C’est le clou du spectacle, la pièce phare par laquelle les visiteurs termineront leur parcours. « Ici dans cette salle dite Renaissance, Pierre Loti avait habitude de recevoir. Quand l’invité arrivait, il découvrait ce grand espace où l’écrivain l’attendait debout sur l’escalier, en se tenant plus ou moins haut sur les marches en fonction de la position sociale de son visiteur, dans le but d’impressionner », raconte Claude Stéfani. Cette salle de réception où Pierre Loti aimait donner des fêtes somptueuses est le gros morceau de cette campagne de travaux. Les restaurations, en cours depuis fin 2021, concernent la haute cheminée de pierre de style gothique finissant. « Il faut les réaliser in situ, notamment à cause du décor en bois sculpté, qui n’est pas déposable car très fragile », explique Elsa Ricaud. Les parquets retrouveront leur lustre d’époque, ainsi que les tapisseries bruxelloises du XVIIe siècle habituellement tendues le long des murs. La pièce va être mise aux normes de sécurité et isolée en vue d’obtenir une stabilité thermique et hygrométrique, pour préserver les œuvres de la dégradation.

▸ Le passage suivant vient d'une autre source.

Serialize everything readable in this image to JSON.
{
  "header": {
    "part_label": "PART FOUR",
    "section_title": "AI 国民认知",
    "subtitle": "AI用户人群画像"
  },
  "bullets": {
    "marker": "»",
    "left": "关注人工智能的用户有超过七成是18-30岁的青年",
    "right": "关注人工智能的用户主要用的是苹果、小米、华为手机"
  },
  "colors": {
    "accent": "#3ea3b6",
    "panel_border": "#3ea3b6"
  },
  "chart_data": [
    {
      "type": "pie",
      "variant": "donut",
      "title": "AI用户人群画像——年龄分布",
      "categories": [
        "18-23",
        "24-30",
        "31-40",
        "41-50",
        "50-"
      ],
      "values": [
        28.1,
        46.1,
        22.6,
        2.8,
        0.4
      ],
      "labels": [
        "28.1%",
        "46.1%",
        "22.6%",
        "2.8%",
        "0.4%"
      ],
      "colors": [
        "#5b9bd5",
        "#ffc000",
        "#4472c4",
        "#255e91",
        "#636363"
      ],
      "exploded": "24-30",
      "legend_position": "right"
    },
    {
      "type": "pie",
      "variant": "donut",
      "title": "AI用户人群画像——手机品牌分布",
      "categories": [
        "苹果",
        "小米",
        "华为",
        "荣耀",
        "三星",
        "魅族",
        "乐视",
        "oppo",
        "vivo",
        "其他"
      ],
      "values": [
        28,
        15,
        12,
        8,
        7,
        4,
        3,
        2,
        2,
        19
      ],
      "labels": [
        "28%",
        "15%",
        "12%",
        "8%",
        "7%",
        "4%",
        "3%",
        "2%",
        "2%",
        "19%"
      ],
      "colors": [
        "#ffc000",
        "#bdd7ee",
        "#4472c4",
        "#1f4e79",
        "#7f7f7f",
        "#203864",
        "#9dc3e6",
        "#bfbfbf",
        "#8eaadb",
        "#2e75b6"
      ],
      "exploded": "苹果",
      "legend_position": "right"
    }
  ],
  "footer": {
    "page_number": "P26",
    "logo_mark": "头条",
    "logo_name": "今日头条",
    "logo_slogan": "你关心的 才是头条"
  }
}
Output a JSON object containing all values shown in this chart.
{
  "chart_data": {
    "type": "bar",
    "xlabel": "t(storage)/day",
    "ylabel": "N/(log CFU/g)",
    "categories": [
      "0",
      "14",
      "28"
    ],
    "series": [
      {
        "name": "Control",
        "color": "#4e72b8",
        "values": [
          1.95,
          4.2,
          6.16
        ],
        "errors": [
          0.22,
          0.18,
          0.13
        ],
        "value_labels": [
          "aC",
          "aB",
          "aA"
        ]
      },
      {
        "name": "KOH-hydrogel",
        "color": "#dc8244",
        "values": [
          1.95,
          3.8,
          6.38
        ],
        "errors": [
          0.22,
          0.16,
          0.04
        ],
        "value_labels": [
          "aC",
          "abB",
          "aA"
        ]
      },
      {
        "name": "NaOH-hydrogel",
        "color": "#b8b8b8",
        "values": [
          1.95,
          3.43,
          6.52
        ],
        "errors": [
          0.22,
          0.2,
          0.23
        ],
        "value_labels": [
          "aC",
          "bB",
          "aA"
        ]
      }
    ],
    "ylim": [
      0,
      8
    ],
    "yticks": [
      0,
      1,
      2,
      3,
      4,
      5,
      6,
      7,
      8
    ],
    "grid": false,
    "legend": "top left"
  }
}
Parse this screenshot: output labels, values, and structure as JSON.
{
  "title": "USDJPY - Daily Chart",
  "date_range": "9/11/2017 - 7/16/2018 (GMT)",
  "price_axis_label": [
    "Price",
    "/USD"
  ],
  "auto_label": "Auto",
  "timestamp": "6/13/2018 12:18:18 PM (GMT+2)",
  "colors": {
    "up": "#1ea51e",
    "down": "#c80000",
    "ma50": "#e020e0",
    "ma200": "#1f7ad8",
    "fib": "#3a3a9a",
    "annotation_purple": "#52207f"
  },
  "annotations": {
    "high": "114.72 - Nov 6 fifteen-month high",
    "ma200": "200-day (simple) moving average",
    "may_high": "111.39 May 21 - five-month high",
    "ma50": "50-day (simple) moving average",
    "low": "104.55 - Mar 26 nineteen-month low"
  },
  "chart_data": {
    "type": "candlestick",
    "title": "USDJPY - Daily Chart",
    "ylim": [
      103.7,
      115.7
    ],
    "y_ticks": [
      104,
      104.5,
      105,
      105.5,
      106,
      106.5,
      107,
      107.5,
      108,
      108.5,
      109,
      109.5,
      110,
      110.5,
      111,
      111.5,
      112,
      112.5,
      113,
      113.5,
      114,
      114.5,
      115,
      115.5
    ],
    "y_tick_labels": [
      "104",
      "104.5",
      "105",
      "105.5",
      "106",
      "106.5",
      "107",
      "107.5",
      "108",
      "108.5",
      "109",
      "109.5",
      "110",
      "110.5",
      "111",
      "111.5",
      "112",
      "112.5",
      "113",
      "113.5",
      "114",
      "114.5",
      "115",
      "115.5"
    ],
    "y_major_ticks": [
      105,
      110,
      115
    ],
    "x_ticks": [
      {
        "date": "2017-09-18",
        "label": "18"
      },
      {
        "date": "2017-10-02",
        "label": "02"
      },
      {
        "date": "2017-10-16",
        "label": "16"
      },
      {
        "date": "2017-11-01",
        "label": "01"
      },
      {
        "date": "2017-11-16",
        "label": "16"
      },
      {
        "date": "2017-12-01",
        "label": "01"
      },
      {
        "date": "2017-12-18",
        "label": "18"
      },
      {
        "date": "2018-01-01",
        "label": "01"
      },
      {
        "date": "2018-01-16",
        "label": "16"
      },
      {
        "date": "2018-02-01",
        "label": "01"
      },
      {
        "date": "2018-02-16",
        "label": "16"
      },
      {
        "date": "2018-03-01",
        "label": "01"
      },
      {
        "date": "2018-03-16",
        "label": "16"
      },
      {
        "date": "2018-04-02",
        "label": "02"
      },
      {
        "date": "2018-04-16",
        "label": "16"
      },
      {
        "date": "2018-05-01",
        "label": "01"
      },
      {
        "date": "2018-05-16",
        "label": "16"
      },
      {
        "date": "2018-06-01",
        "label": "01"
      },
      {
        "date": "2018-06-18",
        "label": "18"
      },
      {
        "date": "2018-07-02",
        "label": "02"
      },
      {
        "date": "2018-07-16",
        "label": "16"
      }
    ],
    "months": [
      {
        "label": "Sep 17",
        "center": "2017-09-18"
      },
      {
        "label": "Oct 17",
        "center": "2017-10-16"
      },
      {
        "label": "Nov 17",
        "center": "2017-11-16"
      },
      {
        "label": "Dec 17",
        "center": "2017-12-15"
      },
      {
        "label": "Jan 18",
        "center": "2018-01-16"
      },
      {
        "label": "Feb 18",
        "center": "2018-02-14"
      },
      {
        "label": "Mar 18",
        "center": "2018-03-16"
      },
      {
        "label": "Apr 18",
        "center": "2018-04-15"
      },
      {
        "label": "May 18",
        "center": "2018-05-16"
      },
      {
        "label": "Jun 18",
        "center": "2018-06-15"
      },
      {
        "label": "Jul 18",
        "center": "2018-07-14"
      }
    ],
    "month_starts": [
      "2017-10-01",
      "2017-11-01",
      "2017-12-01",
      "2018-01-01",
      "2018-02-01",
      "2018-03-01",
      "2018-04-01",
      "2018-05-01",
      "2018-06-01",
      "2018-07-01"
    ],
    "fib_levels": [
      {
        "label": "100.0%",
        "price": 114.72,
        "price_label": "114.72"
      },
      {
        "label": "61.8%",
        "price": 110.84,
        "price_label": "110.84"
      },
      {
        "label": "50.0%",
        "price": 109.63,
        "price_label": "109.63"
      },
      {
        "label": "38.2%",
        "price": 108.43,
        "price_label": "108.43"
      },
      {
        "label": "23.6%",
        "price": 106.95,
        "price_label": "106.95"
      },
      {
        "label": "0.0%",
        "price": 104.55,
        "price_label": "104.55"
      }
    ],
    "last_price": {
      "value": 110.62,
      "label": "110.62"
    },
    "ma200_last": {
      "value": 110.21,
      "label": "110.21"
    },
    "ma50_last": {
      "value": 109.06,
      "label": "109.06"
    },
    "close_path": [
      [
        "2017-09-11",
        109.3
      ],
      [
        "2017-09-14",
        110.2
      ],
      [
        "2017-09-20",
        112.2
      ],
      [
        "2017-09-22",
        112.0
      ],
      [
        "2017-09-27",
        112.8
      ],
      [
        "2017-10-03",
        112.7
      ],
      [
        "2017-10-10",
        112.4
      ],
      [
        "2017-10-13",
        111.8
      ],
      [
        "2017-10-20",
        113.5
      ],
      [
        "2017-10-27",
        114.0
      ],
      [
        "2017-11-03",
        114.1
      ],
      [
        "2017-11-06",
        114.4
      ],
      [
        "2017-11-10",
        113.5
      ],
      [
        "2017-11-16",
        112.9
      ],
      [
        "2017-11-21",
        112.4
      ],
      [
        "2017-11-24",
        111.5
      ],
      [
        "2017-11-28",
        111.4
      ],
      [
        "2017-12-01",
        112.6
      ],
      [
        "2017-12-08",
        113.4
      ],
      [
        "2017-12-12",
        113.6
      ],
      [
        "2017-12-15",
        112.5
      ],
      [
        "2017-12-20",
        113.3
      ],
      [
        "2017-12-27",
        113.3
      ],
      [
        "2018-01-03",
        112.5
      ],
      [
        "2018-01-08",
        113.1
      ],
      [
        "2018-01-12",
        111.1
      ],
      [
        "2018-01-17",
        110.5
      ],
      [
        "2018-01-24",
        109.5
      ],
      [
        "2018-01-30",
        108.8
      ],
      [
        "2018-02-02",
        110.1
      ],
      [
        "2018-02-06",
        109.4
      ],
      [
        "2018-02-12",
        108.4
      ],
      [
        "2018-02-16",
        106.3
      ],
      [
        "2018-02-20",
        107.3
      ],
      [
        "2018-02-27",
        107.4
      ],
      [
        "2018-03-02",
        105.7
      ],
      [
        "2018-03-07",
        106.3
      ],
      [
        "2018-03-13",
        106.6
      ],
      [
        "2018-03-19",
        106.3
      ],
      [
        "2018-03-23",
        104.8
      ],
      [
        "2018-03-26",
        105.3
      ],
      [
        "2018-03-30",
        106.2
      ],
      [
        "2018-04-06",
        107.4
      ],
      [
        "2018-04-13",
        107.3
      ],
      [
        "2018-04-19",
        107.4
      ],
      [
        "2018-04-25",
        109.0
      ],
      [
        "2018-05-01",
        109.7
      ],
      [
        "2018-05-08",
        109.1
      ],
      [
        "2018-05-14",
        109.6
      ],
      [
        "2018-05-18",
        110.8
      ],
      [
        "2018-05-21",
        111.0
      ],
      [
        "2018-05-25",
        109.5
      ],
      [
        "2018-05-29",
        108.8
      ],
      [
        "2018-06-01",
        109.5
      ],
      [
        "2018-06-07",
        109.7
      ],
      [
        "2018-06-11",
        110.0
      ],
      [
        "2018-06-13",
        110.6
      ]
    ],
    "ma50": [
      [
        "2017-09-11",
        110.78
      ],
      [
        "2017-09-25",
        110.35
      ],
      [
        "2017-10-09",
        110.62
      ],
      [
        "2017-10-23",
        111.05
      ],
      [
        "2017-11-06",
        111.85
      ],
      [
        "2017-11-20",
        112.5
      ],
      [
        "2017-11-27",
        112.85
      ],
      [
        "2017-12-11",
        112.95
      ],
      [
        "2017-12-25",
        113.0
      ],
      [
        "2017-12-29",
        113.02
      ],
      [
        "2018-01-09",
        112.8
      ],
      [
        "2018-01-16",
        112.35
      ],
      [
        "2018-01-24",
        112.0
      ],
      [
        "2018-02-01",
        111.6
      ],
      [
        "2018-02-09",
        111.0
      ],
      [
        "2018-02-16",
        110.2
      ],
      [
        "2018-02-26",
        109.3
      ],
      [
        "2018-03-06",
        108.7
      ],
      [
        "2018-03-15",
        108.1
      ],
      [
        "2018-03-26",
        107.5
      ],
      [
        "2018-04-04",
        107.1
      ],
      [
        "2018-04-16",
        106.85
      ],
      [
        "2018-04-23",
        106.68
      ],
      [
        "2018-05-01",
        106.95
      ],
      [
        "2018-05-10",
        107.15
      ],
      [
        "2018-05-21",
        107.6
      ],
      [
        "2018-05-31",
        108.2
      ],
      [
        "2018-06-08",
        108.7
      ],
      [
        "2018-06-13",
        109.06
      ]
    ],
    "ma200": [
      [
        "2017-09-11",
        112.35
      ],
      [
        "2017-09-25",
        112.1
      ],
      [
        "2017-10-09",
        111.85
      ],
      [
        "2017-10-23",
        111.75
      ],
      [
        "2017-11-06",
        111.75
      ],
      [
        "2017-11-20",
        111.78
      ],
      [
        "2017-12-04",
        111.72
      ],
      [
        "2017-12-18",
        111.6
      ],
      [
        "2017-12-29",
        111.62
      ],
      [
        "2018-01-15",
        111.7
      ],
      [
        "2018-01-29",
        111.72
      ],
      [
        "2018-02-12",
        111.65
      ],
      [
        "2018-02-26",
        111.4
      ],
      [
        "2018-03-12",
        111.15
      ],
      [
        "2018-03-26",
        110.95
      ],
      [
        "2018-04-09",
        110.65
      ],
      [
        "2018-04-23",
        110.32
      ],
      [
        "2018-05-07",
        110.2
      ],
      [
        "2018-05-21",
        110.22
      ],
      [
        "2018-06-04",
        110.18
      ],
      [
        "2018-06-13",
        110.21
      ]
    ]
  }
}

Le plus gros du chantier va concerner la structure de l’édifice. « Pour obtenir cette pièce monumentale surélevée d’une tribune, Pierre Loti a éventré l’étage initial. Le problème, c’est que structurellement la maison n’était pas prévue pour ça », explique Elsa Ricaud. En s’improvisant architecte, Pierre Loti a fragilisé l’ensemble de la construction, déjà posée sur un sol instable, argileux. Les travaux de consolidations des murs, du plafond et des fondations ont démarré l’automne dernier. La Fondation du patrimoine et la Ville de Rochefort ont lancé un appel aux dons pour couvrir près de la moitié du coût du chantier, estimés à 335 000€.